On March 8, International Women’s Day, the Bank of Canada opened a call for submissions from the public to decide which woman should be on a bank note. Nominations can be submitted here. An independent advisory council will review the submissions and, after talking to experts and more consultation with the public, will provide a short list of candidates to the finance minister. The new bank notes will then be released in 2018. A Bank of Canada spokesperson told The Globe that no decision has been made on which bill would have a woman on it.
Meanwhile, Canadians are also encouraged to offer their suggestions on social media under the hashtag #bankNOTEable. Here’s what some people have recommended:
The nominations are open to “any Canadian woman (by birth or naturalization) who has demonstrated outstanding leadership, achievement or distinction in any field, benefiting the people of Canada, or in the service of Canada.” They cannot be fictional characters (no Anne of Green Gables) and they have to have died before April 15, 1991 (no Anne Murray either).
HAVE WOMEN BEEN ON OUR BILLS BEFORE?
Since the Bank of Canada began issuing notes in 1935, the Queen and a few members of the Royal Family have been the only women featured on the face side of a bank note. The Famous Five – activists who pursued a successful court case to have women legally recognized as persons – were on the reverse side of the $50 bill from 2004 to 2011, as was pioneering Québécoise politician Thérèse Casgrain. Under former Bank of Canada governor Mark Carney, a redesigned $50 replaced those women with an icebreaker. (In his new job as governor of the Bank of England, Mr. Carney faced a renewed public appeal to put women on British currency who were not the Queen. The bank settled on Jane Austen, who will appear on the £10 note in 2017.)
WHAT DO HISTORIANS THINK?
Victoria-based historian Merna Forster was in a state of disbelief at Wednesday’s announcement. Ms. Forster has been writing letters to politicians and Bank of Canada governors for years saying that it is unacceptable not to have a single bill featuring a woman. Her campaign includes an online petition launched in 2013, which has since collected more than 73,000 signatures, and an interactive website that allows people to suggest which woman they would like to see on a bank note.
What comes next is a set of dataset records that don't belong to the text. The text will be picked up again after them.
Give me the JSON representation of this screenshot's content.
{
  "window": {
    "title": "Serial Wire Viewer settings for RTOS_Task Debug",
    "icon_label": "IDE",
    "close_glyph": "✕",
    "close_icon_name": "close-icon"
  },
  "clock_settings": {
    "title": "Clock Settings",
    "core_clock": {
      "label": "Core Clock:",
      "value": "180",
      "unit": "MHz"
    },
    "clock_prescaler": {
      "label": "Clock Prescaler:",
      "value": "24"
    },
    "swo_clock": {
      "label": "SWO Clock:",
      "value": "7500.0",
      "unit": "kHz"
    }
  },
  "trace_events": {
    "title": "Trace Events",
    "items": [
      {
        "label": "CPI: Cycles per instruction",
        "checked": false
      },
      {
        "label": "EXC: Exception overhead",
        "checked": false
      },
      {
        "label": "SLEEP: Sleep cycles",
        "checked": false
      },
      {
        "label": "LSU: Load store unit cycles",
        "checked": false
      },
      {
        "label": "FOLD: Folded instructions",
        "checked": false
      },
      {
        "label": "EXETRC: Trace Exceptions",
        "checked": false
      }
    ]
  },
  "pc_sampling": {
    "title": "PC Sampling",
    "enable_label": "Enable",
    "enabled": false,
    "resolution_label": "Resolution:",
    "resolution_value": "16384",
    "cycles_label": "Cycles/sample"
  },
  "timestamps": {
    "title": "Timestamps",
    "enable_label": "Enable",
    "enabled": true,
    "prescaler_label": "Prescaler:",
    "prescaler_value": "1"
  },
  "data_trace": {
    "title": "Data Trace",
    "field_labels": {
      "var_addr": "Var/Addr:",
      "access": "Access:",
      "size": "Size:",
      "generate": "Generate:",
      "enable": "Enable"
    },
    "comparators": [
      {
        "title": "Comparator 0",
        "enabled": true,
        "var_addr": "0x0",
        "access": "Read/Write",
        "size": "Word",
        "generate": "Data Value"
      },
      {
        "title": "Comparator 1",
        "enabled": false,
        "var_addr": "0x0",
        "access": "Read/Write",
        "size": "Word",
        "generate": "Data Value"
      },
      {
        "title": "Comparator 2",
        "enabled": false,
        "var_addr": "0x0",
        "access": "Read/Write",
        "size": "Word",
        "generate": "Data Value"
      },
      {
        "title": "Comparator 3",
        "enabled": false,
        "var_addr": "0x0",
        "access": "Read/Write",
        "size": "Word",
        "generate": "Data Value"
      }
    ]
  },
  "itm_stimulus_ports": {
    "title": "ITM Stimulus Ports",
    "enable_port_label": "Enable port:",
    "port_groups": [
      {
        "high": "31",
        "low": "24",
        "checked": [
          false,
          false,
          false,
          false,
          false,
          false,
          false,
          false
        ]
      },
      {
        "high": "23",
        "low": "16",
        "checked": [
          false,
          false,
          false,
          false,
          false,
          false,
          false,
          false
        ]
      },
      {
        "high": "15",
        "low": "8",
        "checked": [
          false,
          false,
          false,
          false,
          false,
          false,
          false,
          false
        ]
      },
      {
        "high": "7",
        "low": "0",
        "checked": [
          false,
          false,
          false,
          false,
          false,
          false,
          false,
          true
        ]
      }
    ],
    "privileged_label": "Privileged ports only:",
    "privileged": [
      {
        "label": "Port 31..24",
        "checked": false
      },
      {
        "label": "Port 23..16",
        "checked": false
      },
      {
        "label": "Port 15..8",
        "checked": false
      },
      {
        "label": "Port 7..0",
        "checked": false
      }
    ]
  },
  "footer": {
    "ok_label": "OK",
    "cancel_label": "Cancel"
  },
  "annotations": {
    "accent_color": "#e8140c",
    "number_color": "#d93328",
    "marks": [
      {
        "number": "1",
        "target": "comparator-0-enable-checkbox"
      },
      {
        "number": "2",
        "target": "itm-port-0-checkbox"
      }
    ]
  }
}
“I must admit that I was getting discouraged, but I knew it was important and I couldn’t give up,” she told The Canadian Press. Still, Ms. Forster never imagined the fight to memorialize Canadian women on the country’s money would take this long. “It’s just not right,” she said. “Women hold up half the sky. Why don’t they hold up half the bank notes?”
Personally, Forster doesn’t know who she’d choose, but she said she’s hoping to see someone who represents Canada’s diversity.